Baked Pears in Duane Park
From the other side of the world
I click on google maps to find
the street corner where you struggled
to survive, selling your home-made
baked pears in warm syrup from
an earthenware dish you carried on your head.
To my non-New York eyes –
the corner is not the same. Loft buildings
now line Duane and Hudson. Restaurants.
Sycamores supplanted your forest trees in the ‘40s.
Wells and Fargo, long gone.
Iron fencing replaced your white pickets.
There’s a path through the park
now. The camera allows a google-walk.
The park’s smaller. People on benches eat, drink
coffee. A flagpole. An abandoned New York
Yankees cap. Beds of tulips and daffodils.
Surrounded by the wealth of Tribeca.
Five dollars the city bought the park for
from Trinity Church, eighty years before
you began walking there. On Broadway, prayer
at Trinity Church, and outside, a hawker
and an artist, sell hats and paintings,
but nothing as lovely as a warm, syrupy pear.
You ghost-walk with me.
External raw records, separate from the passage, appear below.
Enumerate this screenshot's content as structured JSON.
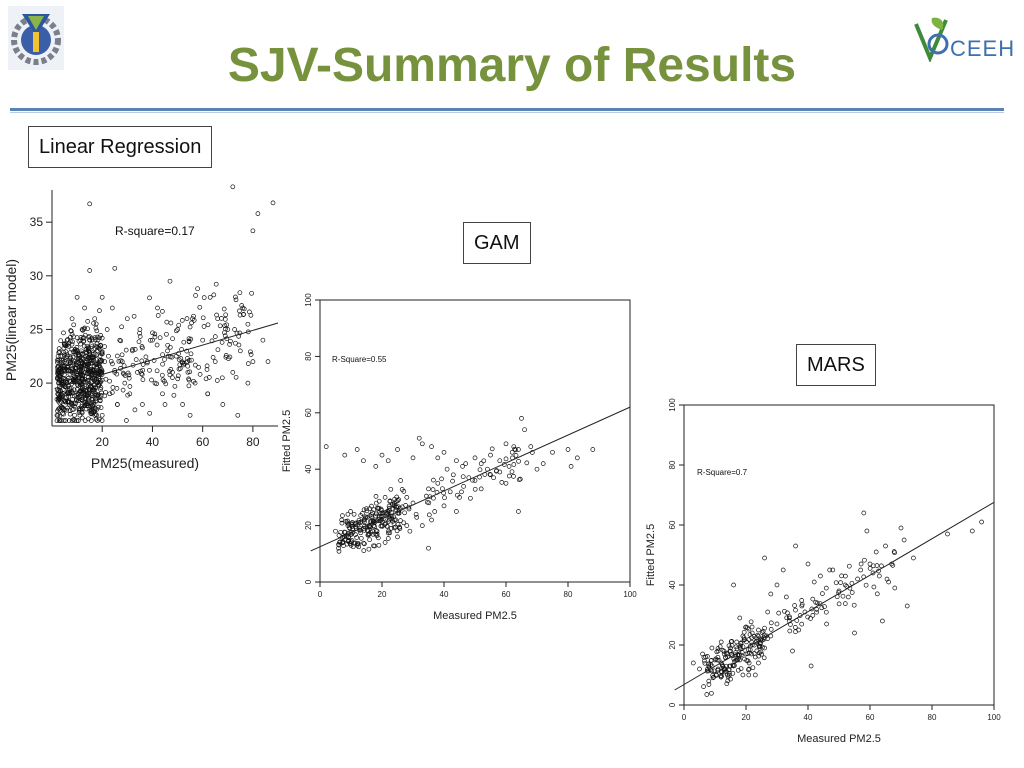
{
  "slide": {
    "title": "SJV-Summary of Results",
    "logo_right_text": "CEEH"
  },
  "colors": {
    "title": "#76923c",
    "rule": "#5b82b5"
  },
  "labels": {
    "lr": "Linear Regression",
    "gam": "GAM",
    "mars": "MARS"
  },
  "chart_data": [
    {
      "id": "lr",
      "type": "scatter",
      "title": "",
      "annotation": "R-square=0.17",
      "xlabel": "PM25(measured)",
      "ylabel": "PM25(linear model)",
      "xlim": [
        0,
        90
      ],
      "ylim": [
        16,
        38
      ],
      "xticks": [
        20,
        40,
        60,
        80
      ],
      "yticks": [
        20,
        25,
        30,
        35
      ],
      "fit_line": [
        [
          1,
          19.5
        ],
        [
          90,
          25.6
        ]
      ],
      "n_points": 900,
      "points": [
        [
          2,
          17
        ],
        [
          3,
          18.5
        ],
        [
          4,
          20
        ],
        [
          5,
          22
        ],
        [
          5,
          17.5
        ],
        [
          6,
          24
        ],
        [
          7,
          19
        ],
        [
          8,
          21
        ],
        [
          8,
          26
        ],
        [
          9,
          17
        ],
        [
          10,
          23
        ],
        [
          10,
          28
        ],
        [
          11,
          20
        ],
        [
          12,
          18
        ],
        [
          12,
          25
        ],
        [
          13,
          22
        ],
        [
          13,
          27
        ],
        [
          14,
          19
        ],
        [
          15,
          24
        ],
        [
          15,
          30.5
        ],
        [
          16,
          21
        ],
        [
          17,
          17.5
        ],
        [
          17,
          26
        ],
        [
          18,
          23
        ],
        [
          19,
          20
        ],
        [
          20,
          28
        ],
        [
          20,
          17
        ],
        [
          21,
          22
        ],
        [
          22,
          25
        ],
        [
          23,
          19
        ],
        [
          24,
          27
        ],
        [
          25,
          21
        ],
        [
          25,
          30.7
        ],
        [
          26,
          18
        ],
        [
          27,
          24
        ],
        [
          28,
          22
        ],
        [
          29,
          20
        ],
        [
          30,
          26
        ],
        [
          31,
          19
        ],
        [
          32,
          23
        ],
        [
          33,
          17.5
        ],
        [
          34,
          21
        ],
        [
          35,
          25
        ],
        [
          36,
          18
        ],
        [
          38,
          22
        ],
        [
          40,
          24
        ],
        [
          41,
          20
        ],
        [
          42,
          27
        ],
        [
          44,
          19
        ],
        [
          46,
          23
        ],
        [
          47,
          29.5
        ],
        [
          48,
          21
        ],
        [
          50,
          25
        ],
        [
          52,
          18
        ],
        [
          54,
          22
        ],
        [
          56,
          26
        ],
        [
          57,
          20
        ],
        [
          58,
          28.8
        ],
        [
          60,
          24
        ],
        [
          62,
          19
        ],
        [
          63,
          28
        ],
        [
          65,
          22
        ],
        [
          66,
          26
        ],
        [
          68,
          18
        ],
        [
          70,
          25
        ],
        [
          72,
          21
        ],
        [
          74,
          17
        ],
        [
          75,
          23
        ],
        [
          76,
          27
        ],
        [
          78,
          20
        ],
        [
          80,
          34.2
        ],
        [
          80,
          22
        ],
        [
          82,
          35.8
        ],
        [
          84,
          24
        ],
        [
          86,
          22
        ],
        [
          88,
          36.8
        ],
        [
          72,
          38.3
        ],
        [
          15,
          36.7
        ],
        [
          62,
          19
        ],
        [
          55,
          17
        ],
        [
          45,
          18
        ]
      ]
    },
    {
      "id": "gam",
      "type": "scatter",
      "title": "",
      "annotation": "R-Square=0.55",
      "xlabel": "Measured PM2.5",
      "ylabel": "Fitted PM2.5",
      "xlim": [
        0,
        100
      ],
      "ylim": [
        0,
        100
      ],
      "xticks": [
        0,
        20,
        40,
        60,
        80,
        100
      ],
      "yticks": [
        0,
        20,
        40,
        60,
        80,
        100
      ],
      "fit_line": [
        [
          -3,
          11
        ],
        [
          104,
          64
        ]
      ],
      "n_points": 350,
      "points": [
        [
          2,
          48
        ],
        [
          8,
          45
        ],
        [
          12,
          47
        ],
        [
          14,
          43
        ],
        [
          18,
          41
        ],
        [
          20,
          45
        ],
        [
          22,
          43
        ],
        [
          25,
          47
        ],
        [
          30,
          44
        ],
        [
          32,
          51
        ],
        [
          33,
          49
        ],
        [
          36,
          48
        ],
        [
          38,
          44
        ],
        [
          40,
          46
        ],
        [
          44,
          43
        ],
        [
          47,
          42
        ],
        [
          50,
          44
        ],
        [
          52,
          42
        ],
        [
          55,
          45
        ],
        [
          58,
          43
        ],
        [
          60,
          49
        ],
        [
          62,
          46
        ],
        [
          64,
          47
        ],
        [
          65,
          58
        ],
        [
          66,
          54
        ],
        [
          68,
          48
        ],
        [
          72,
          42
        ],
        [
          75,
          46
        ],
        [
          80,
          47
        ],
        [
          81,
          41
        ],
        [
          83,
          44
        ],
        [
          88,
          47
        ],
        [
          64,
          25
        ],
        [
          70,
          40
        ],
        [
          60,
          35
        ],
        [
          55,
          38
        ],
        [
          50,
          36
        ],
        [
          45,
          30
        ],
        [
          42,
          32
        ],
        [
          40,
          27
        ],
        [
          38,
          35
        ],
        [
          35,
          33
        ],
        [
          30,
          28
        ],
        [
          28,
          30
        ],
        [
          26,
          36
        ],
        [
          24,
          22
        ],
        [
          22,
          25
        ],
        [
          20,
          20
        ],
        [
          18,
          17
        ],
        [
          16,
          15
        ],
        [
          14,
          19
        ],
        [
          12,
          13
        ],
        [
          10,
          17
        ],
        [
          8,
          15
        ],
        [
          6,
          12
        ],
        [
          5,
          18
        ],
        [
          7,
          22
        ],
        [
          9,
          20
        ],
        [
          11,
          24
        ],
        [
          13,
          21
        ],
        [
          15,
          26
        ],
        [
          17,
          18
        ],
        [
          19,
          23
        ],
        [
          21,
          14
        ],
        [
          23,
          19
        ],
        [
          25,
          16
        ],
        [
          27,
          21
        ],
        [
          29,
          18
        ],
        [
          31,
          24
        ],
        [
          33,
          20
        ],
        [
          35,
          12
        ],
        [
          37,
          25
        ],
        [
          41,
          40
        ],
        [
          43,
          38
        ],
        [
          46,
          41
        ],
        [
          48,
          37
        ],
        [
          52,
          33
        ],
        [
          54,
          40
        ],
        [
          56,
          37
        ],
        [
          58,
          39
        ],
        [
          61,
          41
        ],
        [
          9,
          24
        ],
        [
          10,
          13
        ],
        [
          16,
          26
        ],
        [
          19,
          13
        ],
        [
          21,
          30
        ],
        [
          24,
          27
        ],
        [
          28,
          20
        ],
        [
          36,
          22
        ],
        [
          44,
          25
        ]
      ]
    },
    {
      "id": "mars",
      "type": "scatter",
      "title": "",
      "annotation": "R-Square=0.7",
      "xlabel": "Measured PM2.5",
      "ylabel": "Fitted PM2.5",
      "xlim": [
        0,
        100
      ],
      "ylim": [
        0,
        100
      ],
      "xticks": [
        0,
        20,
        40,
        60,
        80,
        100
      ],
      "yticks": [
        0,
        20,
        40,
        60,
        80,
        100
      ],
      "fit_line": [
        [
          -3,
          5
        ],
        [
          104,
          70
        ]
      ],
      "n_points": 300,
      "points": [
        [
          3,
          14
        ],
        [
          5,
          12
        ],
        [
          7,
          16
        ],
        [
          8,
          13
        ],
        [
          10,
          15
        ],
        [
          11,
          18
        ],
        [
          12,
          14
        ],
        [
          13,
          11
        ],
        [
          14,
          17
        ],
        [
          15,
          19
        ],
        [
          16,
          13
        ],
        [
          17,
          21
        ],
        [
          18,
          15
        ],
        [
          19,
          23
        ],
        [
          20,
          17
        ],
        [
          21,
          12
        ],
        [
          22,
          20
        ],
        [
          23,
          16
        ],
        [
          24,
          25
        ],
        [
          25,
          22
        ],
        [
          26,
          49
        ],
        [
          27,
          31
        ],
        [
          28,
          37
        ],
        [
          30,
          40
        ],
        [
          32,
          45
        ],
        [
          34,
          29
        ],
        [
          35,
          18
        ],
        [
          36,
          53
        ],
        [
          38,
          33
        ],
        [
          40,
          47
        ],
        [
          41,
          13
        ],
        [
          42,
          41
        ],
        [
          44,
          43
        ],
        [
          46,
          27
        ],
        [
          47,
          45
        ],
        [
          50,
          38
        ],
        [
          52,
          40
        ],
        [
          55,
          24
        ],
        [
          56,
          42
        ],
        [
          58,
          64
        ],
        [
          59,
          58
        ],
        [
          60,
          47
        ],
        [
          62,
          51
        ],
        [
          64,
          28
        ],
        [
          65,
          53
        ],
        [
          66,
          41
        ],
        [
          68,
          39
        ],
        [
          70,
          59
        ],
        [
          71,
          55
        ],
        [
          72,
          33
        ],
        [
          74,
          49
        ],
        [
          85,
          57
        ],
        [
          93,
          58
        ],
        [
          96,
          61
        ],
        [
          16,
          40
        ],
        [
          12,
          21
        ],
        [
          14,
          10
        ],
        [
          18,
          29
        ],
        [
          20,
          26
        ],
        [
          22,
          24
        ],
        [
          24,
          14
        ],
        [
          26,
          19
        ],
        [
          28,
          23
        ],
        [
          30,
          27
        ],
        [
          33,
          36
        ],
        [
          37,
          25
        ],
        [
          39,
          31
        ],
        [
          43,
          34
        ],
        [
          48,
          45
        ],
        [
          53,
          36
        ],
        [
          57,
          45
        ],
        [
          63,
          43
        ],
        [
          67,
          47
        ],
        [
          9,
          19
        ],
        [
          13,
          17
        ],
        [
          17,
          15
        ],
        [
          19,
          10
        ],
        [
          21,
          14
        ],
        [
          23,
          10
        ],
        [
          15,
          13
        ],
        [
          11,
          12
        ],
        [
          6,
          17
        ]
      ]
    }
  ]
}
Syrup spills
from the dish on your head, your incredulity swells
at the skyscrapers, the cars, the noise, the regal
red-bricked buildings, fire escapes. Cobble-
stones underfoot make you smile in recognition.
Not a single horse, you note. So many people.
Breathless at the engineering, the bustle of the living,
after a few minutes gaping at the sparkling
modernity, I see you’re tired. We take a faltering
google walk back to Duane Park. You’re heartbreaking,
as I leave you by the daffodils, recognise your struggle,
and thank you for a journey neither of us was expecting.